2. The 0.14 Runtime Architecture — Six Axes

The 0.14 runtime decomposes cleanly into six axes. Swapping external adapters does not change what the axes mean.

Axis	Owner	Manifestation	Boundary
① Harness	OpenAI SDK	memory + filesystem orchestrator	Holds credentials
② Model	OpenAI / 3rd-party	Decision-maker for tool calls	No sandbox access
③ Sandbox Client	SDK adapter	UnixLocal / BYO / 7 external	Delegates code execution
④ Compute	Sandbox provider	files + shell + packages	Network/scope controls
⑤ MCP Servers	Standard external tools	tools as a service	OAuth/auth delegated
⑥ Persistence	SDK + Provider	checkpoint/snapshot	Guarantees resume

The most counter-intuitive separation is between ② and ④. "The model decides; the code runs elsewhere." Through 0.13 it was common for shell commands returned by the model to be executed in the same process. In 0.14, the model has no direct access to compute. The model asks the harness to "apply this patch and run this shell"; the harness routes that through the sandbox client to the compute layer.

2.1 The Smallest Local Loop — UnixLocalSandboxClient

The first thing to meet when 0.14 lands is UnixLocalSandboxClient. It takes a host temp directory as the sandbox workspace, no Docker required, which makes it the fastest local dev mode.

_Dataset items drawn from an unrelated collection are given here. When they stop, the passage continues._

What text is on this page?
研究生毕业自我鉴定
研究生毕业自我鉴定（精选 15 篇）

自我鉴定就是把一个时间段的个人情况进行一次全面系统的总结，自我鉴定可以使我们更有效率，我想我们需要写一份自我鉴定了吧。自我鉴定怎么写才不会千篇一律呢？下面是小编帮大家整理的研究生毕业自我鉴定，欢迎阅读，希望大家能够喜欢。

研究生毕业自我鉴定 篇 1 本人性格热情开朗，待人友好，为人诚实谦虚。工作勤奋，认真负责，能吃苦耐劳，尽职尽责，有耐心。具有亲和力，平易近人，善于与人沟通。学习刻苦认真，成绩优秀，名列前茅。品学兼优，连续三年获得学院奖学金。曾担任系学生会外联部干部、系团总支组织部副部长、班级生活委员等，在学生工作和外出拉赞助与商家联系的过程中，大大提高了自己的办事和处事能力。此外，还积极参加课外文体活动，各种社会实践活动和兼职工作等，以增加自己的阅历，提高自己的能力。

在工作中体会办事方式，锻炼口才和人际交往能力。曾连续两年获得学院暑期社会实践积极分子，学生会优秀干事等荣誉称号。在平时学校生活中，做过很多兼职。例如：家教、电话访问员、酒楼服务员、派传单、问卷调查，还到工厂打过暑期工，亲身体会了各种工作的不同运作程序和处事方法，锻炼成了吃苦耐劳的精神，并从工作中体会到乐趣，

# venv + install (Python 3.10+)
python -m venv .venv && source .venv/bin/activate

# Base install
pip install openai-agents

# Docker-backed sandbox
pip install "openai-agents[docker]"

# Voice / Redis session
pip install "openai-agents[voice]"
pip install "openai-agents[redis]"

# examples/sandbox/unix_local_runner.py (0.14.0 idiomatic form)
from agents import Runner
from agents.sandbox import SandboxAgent, Manifest, UnixLocalSandboxClient

# 1) Manifest: declare initial workspace state
manifest = Manifest.from_dict({
    "files": {
        "README.md": "# ManoIT Auto Blog\nLocal sandbox demo.\n",
    },
})

# 2) Sandbox agent: model directly drives shell/patch/skills
agent = SandboxAgent(
    name="repo-inspector",
    instructions=(
        "Inspect the code/docs in this workspace. "
        "Make any changes via apply_patch only."
    ),
    default_manifest=manifest,
)

# 3) Sync run with the local Unix client
result = Runner.run_sync(
    agent,
    "Append the line 'Review complete' (in Korean) to README.md.",
    sandbox=UnixLocalSandboxClient(),
)
print(result.final_output)

Two operational nuances. First, the Manifest declaratively pins what state the sandbox starts in. What a CI container's Dockerfile used to do is now the SDK's responsibility. Second, Runner.run_sync owns the container's lifetime — workspaces are torn down post-run, and the next call starts in a fresh one. ManoIT calls this loop devloop-fast and policy-mandates that all pre-CI agent debugging happens here.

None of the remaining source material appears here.